Because we're not taking the moment in time to do that. That could take just a few hours and a little self-correction to pour back into ourselves, to, to give the world our best. It's really incredible. Just the opportunity that we have at this time to, to shift well, and this whole concept of staying in the game, like I think about when I mentored young people know, they worried about.
But I don't know if I can take time off. I'm going to miss the chance at this time. The other, I don't know if I can take, you know, there are so worried about what's going to happen in the next six months or if they're going to get behind or if they're going to, sometimes they can't, the concept just doesn't make any sense to them.
I've been working 30 years and there's no stop. And now, right. There's going to be another 10 or 15. And as long as the brain is still functioning right, then, then my intention is to keep doing something fulfilling. So it's a long game. Yeah. So it doesn't mean you can't take a hike. I mean, you can't have seven months off with each baby.
Doesn't mean you can't change your career and maybe go side, you know, lateral for a little bit before you move forward. Again, like staying in the game can mean a number of things and it can mean reinvention. Right? What you talked about earlier, you know, certainly, maybe not even intentionally that's happened to me several times and.
Just not opting out, I think is the most, the biggest thing I would leave everyone with. I love that. I think that's exactly right. So. On that note. I want to say, I get why your folks said we need more Segovia DNA. I get that now I totally get it. And I appreciate you sort of giving us an insight, a window into what that, what that really means and how that shows up for you on a daily basis.

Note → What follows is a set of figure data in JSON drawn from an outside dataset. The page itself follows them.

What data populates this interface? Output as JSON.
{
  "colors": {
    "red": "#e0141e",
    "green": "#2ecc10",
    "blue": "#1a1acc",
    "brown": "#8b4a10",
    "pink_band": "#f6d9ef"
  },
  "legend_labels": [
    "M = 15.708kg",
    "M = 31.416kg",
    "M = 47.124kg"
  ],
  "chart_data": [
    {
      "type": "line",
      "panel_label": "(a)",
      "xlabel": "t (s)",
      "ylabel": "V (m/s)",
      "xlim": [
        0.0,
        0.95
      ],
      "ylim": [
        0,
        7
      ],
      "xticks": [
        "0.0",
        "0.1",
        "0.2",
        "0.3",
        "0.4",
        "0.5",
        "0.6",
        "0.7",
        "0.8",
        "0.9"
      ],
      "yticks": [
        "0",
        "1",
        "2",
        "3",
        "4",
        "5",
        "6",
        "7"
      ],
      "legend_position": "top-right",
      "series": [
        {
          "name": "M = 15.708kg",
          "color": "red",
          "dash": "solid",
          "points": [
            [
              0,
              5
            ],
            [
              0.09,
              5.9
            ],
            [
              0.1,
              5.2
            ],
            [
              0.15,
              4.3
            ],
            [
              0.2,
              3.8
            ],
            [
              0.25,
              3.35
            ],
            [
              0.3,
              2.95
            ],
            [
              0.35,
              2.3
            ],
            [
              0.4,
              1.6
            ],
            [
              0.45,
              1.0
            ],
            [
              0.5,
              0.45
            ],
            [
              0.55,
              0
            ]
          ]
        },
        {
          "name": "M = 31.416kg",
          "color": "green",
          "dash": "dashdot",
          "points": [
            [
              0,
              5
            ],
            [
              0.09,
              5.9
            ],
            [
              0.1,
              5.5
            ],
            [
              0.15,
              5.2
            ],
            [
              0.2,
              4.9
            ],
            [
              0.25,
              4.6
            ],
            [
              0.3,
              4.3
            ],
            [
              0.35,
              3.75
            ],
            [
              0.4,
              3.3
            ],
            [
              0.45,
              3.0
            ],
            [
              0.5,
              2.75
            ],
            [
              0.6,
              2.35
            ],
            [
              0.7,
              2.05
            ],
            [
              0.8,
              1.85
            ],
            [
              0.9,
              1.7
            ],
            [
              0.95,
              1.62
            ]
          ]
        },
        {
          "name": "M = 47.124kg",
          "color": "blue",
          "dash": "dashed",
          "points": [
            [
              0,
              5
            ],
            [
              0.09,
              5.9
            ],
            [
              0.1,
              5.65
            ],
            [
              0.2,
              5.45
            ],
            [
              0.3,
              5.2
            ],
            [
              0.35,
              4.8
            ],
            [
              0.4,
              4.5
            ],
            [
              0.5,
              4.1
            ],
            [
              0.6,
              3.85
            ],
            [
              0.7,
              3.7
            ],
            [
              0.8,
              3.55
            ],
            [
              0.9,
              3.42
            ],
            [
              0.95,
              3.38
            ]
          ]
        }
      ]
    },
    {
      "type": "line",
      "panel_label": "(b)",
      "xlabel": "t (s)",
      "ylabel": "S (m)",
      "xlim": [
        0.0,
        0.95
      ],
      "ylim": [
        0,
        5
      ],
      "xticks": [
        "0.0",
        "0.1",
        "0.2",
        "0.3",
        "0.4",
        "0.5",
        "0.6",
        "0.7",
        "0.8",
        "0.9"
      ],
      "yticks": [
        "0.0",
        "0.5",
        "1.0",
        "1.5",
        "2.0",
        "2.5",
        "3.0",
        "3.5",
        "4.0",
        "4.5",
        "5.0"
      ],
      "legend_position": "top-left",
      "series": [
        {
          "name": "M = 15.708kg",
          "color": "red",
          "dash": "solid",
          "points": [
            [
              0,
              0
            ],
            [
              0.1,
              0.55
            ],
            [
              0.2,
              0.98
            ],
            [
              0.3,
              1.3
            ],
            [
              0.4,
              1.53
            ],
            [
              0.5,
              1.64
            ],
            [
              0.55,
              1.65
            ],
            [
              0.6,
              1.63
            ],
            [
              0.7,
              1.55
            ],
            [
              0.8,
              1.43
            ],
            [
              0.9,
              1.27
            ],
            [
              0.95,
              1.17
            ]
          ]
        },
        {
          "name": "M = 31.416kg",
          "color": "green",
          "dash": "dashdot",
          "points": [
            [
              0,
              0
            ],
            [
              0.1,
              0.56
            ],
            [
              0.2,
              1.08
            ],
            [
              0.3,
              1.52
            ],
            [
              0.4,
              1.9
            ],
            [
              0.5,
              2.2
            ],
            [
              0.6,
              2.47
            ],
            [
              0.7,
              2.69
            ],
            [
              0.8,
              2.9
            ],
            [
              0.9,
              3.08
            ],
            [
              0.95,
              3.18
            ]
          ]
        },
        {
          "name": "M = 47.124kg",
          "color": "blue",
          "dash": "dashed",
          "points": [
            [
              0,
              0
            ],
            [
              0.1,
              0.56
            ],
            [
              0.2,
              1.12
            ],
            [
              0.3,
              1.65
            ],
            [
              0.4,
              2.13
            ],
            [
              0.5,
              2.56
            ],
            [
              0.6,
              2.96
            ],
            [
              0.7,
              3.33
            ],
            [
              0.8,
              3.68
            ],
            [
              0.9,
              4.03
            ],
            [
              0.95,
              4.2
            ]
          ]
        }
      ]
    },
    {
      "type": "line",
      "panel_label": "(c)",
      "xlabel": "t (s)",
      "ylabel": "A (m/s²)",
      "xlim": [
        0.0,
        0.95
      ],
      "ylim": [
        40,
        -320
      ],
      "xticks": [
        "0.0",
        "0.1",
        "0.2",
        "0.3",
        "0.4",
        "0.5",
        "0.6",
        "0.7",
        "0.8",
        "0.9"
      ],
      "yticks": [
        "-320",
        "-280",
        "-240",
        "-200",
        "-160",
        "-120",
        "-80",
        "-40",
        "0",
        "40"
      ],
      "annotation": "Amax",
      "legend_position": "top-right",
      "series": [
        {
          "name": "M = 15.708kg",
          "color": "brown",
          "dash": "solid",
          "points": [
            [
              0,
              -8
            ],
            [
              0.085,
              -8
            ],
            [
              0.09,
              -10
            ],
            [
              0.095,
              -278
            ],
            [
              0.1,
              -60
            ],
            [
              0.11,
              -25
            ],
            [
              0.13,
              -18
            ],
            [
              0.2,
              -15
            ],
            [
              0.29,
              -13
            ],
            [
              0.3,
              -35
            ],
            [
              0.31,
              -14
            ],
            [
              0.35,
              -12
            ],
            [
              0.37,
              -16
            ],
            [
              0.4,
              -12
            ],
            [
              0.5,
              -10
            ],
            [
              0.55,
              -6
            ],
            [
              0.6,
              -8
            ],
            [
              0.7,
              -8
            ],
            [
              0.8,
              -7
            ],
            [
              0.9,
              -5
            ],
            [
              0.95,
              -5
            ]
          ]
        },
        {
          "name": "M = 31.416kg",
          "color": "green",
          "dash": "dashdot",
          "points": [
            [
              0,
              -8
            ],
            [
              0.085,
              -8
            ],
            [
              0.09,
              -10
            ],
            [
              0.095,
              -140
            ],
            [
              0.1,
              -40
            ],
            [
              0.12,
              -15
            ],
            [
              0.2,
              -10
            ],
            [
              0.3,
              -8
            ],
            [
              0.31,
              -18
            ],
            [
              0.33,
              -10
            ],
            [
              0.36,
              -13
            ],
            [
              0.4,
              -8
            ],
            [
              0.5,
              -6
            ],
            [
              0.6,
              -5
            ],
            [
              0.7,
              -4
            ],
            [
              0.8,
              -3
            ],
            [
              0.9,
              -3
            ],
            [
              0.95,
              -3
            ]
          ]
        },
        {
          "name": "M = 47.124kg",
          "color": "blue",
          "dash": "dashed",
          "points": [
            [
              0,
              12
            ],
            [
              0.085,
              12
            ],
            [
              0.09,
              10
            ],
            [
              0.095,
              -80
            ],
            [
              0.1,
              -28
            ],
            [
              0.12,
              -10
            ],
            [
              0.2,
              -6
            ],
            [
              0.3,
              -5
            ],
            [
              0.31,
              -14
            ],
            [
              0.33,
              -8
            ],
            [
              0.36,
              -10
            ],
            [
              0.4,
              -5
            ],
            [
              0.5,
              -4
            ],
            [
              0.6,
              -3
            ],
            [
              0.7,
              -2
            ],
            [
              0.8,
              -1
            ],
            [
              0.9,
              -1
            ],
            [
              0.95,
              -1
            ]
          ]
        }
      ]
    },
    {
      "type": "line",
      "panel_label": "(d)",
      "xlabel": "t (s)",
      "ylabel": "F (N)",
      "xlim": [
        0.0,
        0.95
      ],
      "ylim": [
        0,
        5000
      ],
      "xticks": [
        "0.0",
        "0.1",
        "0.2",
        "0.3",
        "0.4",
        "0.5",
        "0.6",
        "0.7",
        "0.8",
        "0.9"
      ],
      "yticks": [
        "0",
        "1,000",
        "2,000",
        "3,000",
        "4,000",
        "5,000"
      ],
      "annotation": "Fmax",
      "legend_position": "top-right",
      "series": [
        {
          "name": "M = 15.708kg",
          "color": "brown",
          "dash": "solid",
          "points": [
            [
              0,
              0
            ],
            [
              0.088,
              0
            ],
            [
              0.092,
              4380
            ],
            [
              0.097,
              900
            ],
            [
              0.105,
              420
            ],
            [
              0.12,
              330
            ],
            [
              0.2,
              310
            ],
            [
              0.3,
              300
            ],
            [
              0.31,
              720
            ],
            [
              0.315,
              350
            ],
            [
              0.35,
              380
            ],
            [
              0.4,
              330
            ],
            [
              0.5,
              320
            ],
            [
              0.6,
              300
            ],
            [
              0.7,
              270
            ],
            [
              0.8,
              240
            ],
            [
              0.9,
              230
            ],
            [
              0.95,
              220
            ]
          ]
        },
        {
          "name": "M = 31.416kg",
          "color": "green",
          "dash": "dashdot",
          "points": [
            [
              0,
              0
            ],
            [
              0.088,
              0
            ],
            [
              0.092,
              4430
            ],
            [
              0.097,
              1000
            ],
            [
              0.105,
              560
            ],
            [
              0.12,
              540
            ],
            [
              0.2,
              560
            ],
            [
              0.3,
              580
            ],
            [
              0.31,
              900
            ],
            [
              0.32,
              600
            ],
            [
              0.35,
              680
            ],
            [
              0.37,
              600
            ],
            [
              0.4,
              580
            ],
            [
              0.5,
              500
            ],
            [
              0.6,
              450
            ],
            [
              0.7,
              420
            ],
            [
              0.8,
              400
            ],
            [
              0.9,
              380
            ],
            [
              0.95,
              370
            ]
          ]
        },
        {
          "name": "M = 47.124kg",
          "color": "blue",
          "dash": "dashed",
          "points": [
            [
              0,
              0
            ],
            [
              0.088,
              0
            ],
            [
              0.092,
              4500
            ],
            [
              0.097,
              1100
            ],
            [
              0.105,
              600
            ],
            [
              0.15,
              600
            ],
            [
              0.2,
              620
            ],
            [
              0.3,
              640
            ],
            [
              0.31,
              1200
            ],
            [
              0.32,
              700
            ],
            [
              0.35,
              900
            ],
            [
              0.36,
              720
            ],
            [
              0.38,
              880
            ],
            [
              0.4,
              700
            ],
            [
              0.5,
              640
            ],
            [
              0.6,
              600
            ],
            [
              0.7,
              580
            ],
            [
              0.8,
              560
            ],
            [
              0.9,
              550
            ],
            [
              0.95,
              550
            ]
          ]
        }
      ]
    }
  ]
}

And I know life is busy. It's got its ups and downs and challenges, and every day is different and new, but the, what you left us today on, on this podcast. Pretty strong. I mean, concrete one observation so that we can reflect on ourselves about what it is. It gives some good tools there, but then also some insights on how we can attack this thing.
Right. Because it's not going away. The pace is changing. We have to adjust and change it for ourselves. And if we lead with nothing else, stay in the game, don't count yourself out. Don't count yourself out. Thank you so much for joining us. Thank you for having me. Yeah. Thanks friends for riding along on today's re-invention road trip.